Elsewhere, retailer demand continued to improve along The Parade in Norwood.
The eastern suburbs strip recorded a vacancy rate decrease of 1.1 per cent to 6.4 per cent in last year’s third quarter – sharply down from its 14.7 per cent vacancy rate reported at the tail end of 2020.
“The Parade has benefitted from an increase in immediate population due to the completion of new high-density apartment developments along the strip,” the report states.
“Looking forward, additional major residential developments like Norwood Green and Como (at the Coles Norwood site) currently under construction, will support ongoing consumer catchment growth for retailers over the short term.”
The State Government’s work from home advice will provide a further boost to suburban retailers, Warner says, although it’s unlikely to prompt a surge in tenant demand.
“Occupier demand in the commercial real estate space, particularly in retail, is a bit of a slow-moving beast, so it’s unlikely that the SA Government work from home advice will underpin a surge of tenant activity in the suburban areas,” he said.
“It will be a positive for local cafes and discretionary retailers, but density restrictions currently in place within the hospitality sector is not something easily overcome for small business operators.”
Inner-city O’Connell Street in North Adelaide was the only suburban strip to record a vacancy rate above 10 per cent (12.5 per cent), although JLL has a positive outlook for the area as planning continues on the mixed-use 88 O’Connell Street development.
Warner said JLL’s positive outlook extended to the CBD high streets where a recovery “may happen this year”.
“Current Omicron restrictions aside, when you zoom out and look at what’s happening in Adelaide, with the Defence, Tech and Aerospace industries gathering some significant clustering momentum, there’s going to be an increase in white-collar people back into the city at some point,” he said.

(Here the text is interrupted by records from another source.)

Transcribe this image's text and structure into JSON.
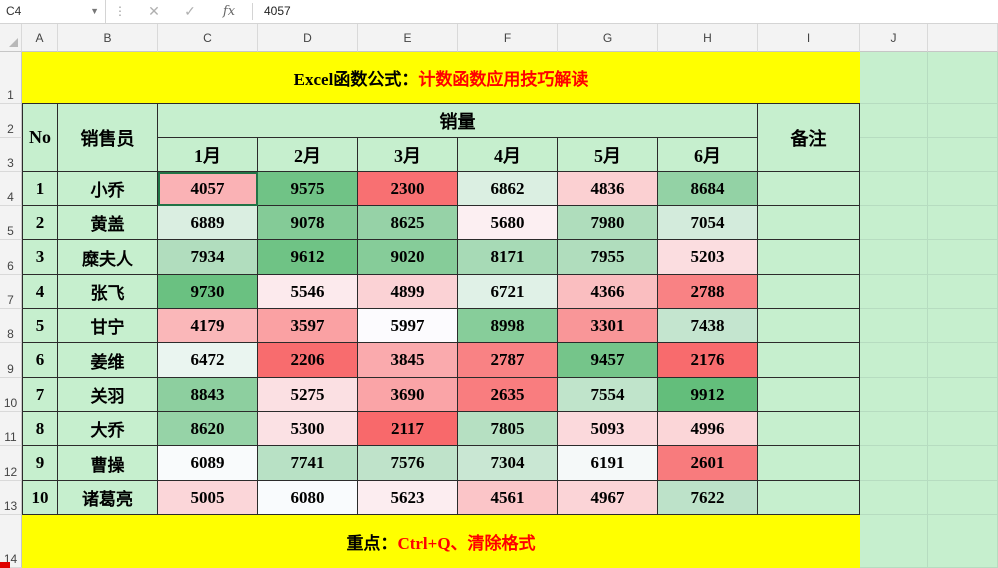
{
  "formula_bar": {
    "name_box": "C4",
    "formula_value": "4057",
    "fx": "fx"
  },
  "columns": [
    "A",
    "B",
    "C",
    "D",
    "E",
    "F",
    "G",
    "H",
    "I",
    "J"
  ],
  "rows": [
    "1",
    "2",
    "3",
    "4",
    "5",
    "6",
    "7",
    "8",
    "9",
    "10",
    "11",
    "12",
    "13",
    "14"
  ],
  "sheet": {
    "title_black": "Excel函数公式：",
    "title_red": "计数函数应用技巧解读",
    "header_no": "No",
    "header_seller": "销售员",
    "header_sales": "销量",
    "header_note": "备注",
    "months": [
      "1月",
      "2月",
      "3月",
      "4月",
      "5月",
      "6月"
    ],
    "records": [
      {
        "no": "1",
        "name": "小乔",
        "sales": [
          "4057",
          "9575",
          "2300",
          "6862",
          "4836",
          "8684"
        ]
      },
      {
        "no": "2",
        "name": "黄盖",
        "sales": [
          "6889",
          "9078",
          "8625",
          "5680",
          "7980",
          "7054"
        ]
      },
      {
        "no": "3",
        "name": "糜夫人",
        "sales": [
          "7934",
          "9612",
          "9020",
          "8171",
          "7955",
          "5203"
        ]
      },
      {
        "no": "4",
        "name": "张飞",
        "sales": [
          "9730",
          "5546",
          "4899",
          "6721",
          "4366",
          "2788"
        ]
      },
      {
        "no": "5",
        "name": "甘宁",
        "sales": [
          "4179",
          "3597",
          "5997",
          "8998",
          "3301",
          "7438"
        ]
      },
      {
        "no": "6",
        "name": "姜维",
        "sales": [
          "6472",
          "2206",
          "3845",
          "2787",
          "9457",
          "2176"
        ]
      },
      {
        "no": "7",
        "name": "关羽",
        "sales": [
          "8843",
          "5275",
          "3690",
          "2635",
          "7554",
          "9912"
        ]
      },
      {
        "no": "8",
        "name": "大乔",
        "sales": [
          "8620",
          "5300",
          "2117",
          "7805",
          "5093",
          "4996"
        ]
      },
      {
        "no": "9",
        "name": "曹操",
        "sales": [
          "6089",
          "7741",
          "7576",
          "7304",
          "6191",
          "2601"
        ]
      },
      {
        "no": "10",
        "name": "诸葛亮",
        "sales": [
          "5005",
          "6080",
          "5623",
          "4561",
          "4967",
          "7622"
        ]
      }
    ],
    "footer_black": "重点：",
    "footer_red": "Ctrl+Q、清除格式"
  },
  "colors": {
    "sheet_bg": "#c6efce",
    "banner_bg": "#ffff00",
    "accent_red": "#ff0000",
    "scale_low": "#f8696b",
    "scale_mid": "#fcfcff",
    "scale_high": "#63be7b"
  }
}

Warner said 87,600 square metres of “prime grade office space” is currently under construction in the CBD with a further 75,000 square metres set to commence over the next 12 months.

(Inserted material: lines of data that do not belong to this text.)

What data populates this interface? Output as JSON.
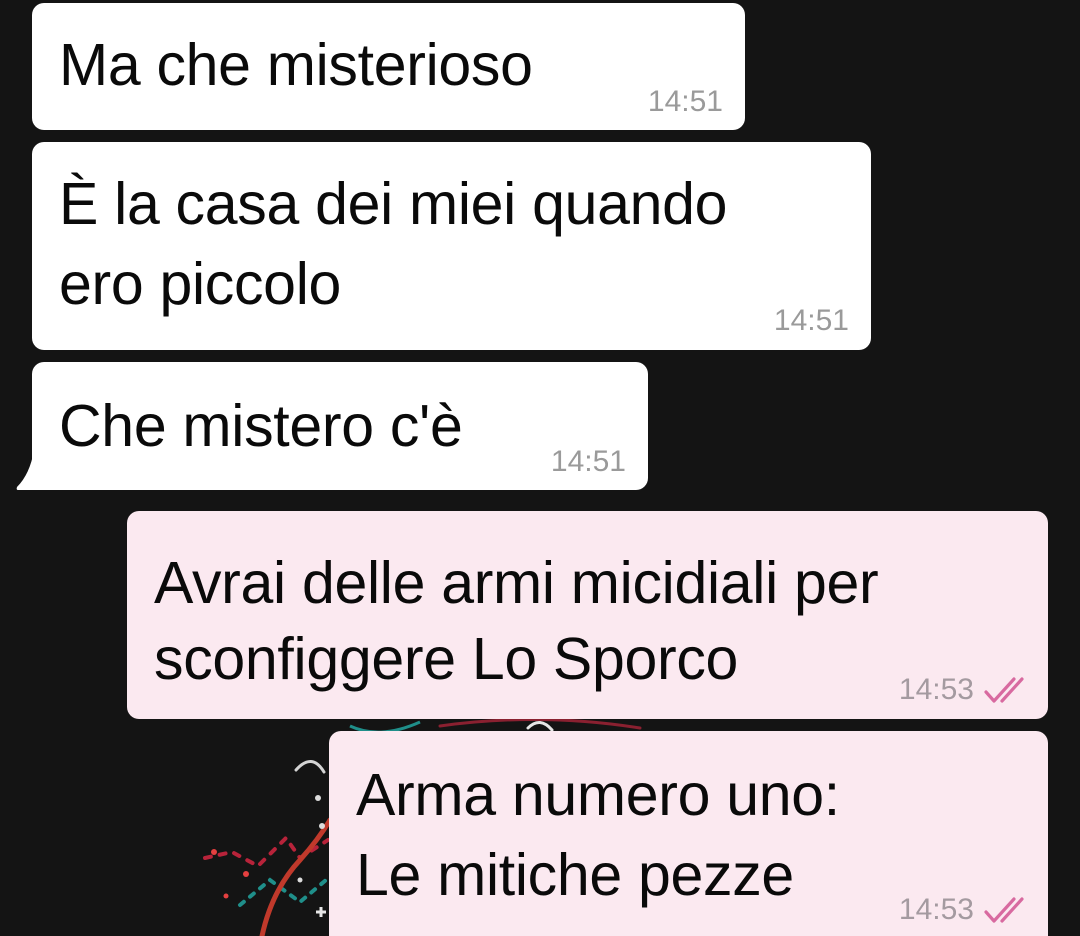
{
  "messages": [
    {
      "direction": "in",
      "text": "Ma che misterioso",
      "time": "14:51"
    },
    {
      "direction": "in",
      "text": "È la casa dei miei quando",
      "text2": "ero piccolo",
      "time": "14:51"
    },
    {
      "direction": "in",
      "text": "Che mistero c'è",
      "time": "14:51"
    },
    {
      "direction": "out",
      "text": "Avrai delle armi micidiali per",
      "text2": "sconfiggere Lo Sporco",
      "time": "14:53",
      "status_icon": "double-check-icon"
    },
    {
      "direction": "out",
      "text": "Arma numero uno:",
      "text2": "Le mitiche pezze",
      "time": "14:53",
      "status_icon": "double-check-icon"
    }
  ],
  "colors": {
    "background": "#141414",
    "incoming_bubble": "#ffffff",
    "outgoing_bubble": "#fbe9f0",
    "read_tick": "#d86aa0",
    "timestamp": "#9a9a9a"
  }
}
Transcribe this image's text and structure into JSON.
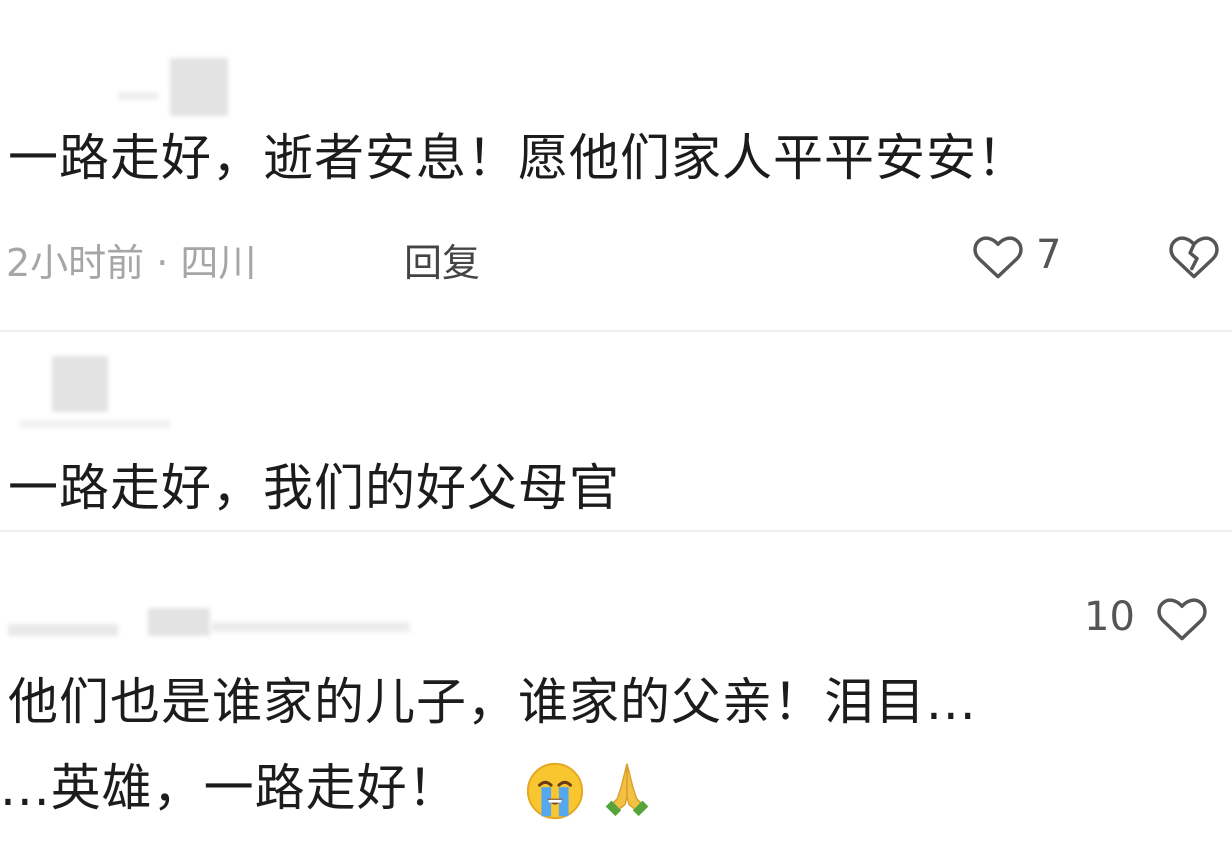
{
  "comments": [
    {
      "text": "一路走好，逝者安息！愿他们家人平平安安！",
      "time_location": "2小时前 · 四川",
      "reply_label": "回复",
      "like_count": "7"
    },
    {
      "text": "一路走好，我们的好父母官"
    },
    {
      "like_count": "10",
      "text_line1": "他们也是谁家的儿子，谁家的父亲！泪目...",
      "text_line2": "...英雄，一路走好！"
    }
  ],
  "icons": {
    "like": "heart-outline-icon",
    "dislike": "broken-heart-icon",
    "emoji_crying": "loudly-crying-face-emoji",
    "emoji_pray": "folded-hands-emoji"
  },
  "colors": {
    "text": "#1c1c1c",
    "meta": "#a6a6a6",
    "icon": "#555555"
  }
}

The new office space will equate to 11.5 per cent of the total stock in the CBD, according to Warner.
“We’ve got announcements every month from major global tech and aerospace companies setting up shop or expanding operations. So, whether hybrid work arrangements become the norm, or we revert back to office working in the future, the city is going to maintain its position as the strongest weekday population density during the day,” he said.
“What we’ll be paying close attention to in 2022 is whether the daily retail spend extends beyond the 9-to-5.
“The night-time economy is crucial to CBD retail outside of Rundle Mall. Not just Rundle and Hindley, but important restaurant and hospitality precincts like Gouger, Waymouth, Pirie, and the laneways.”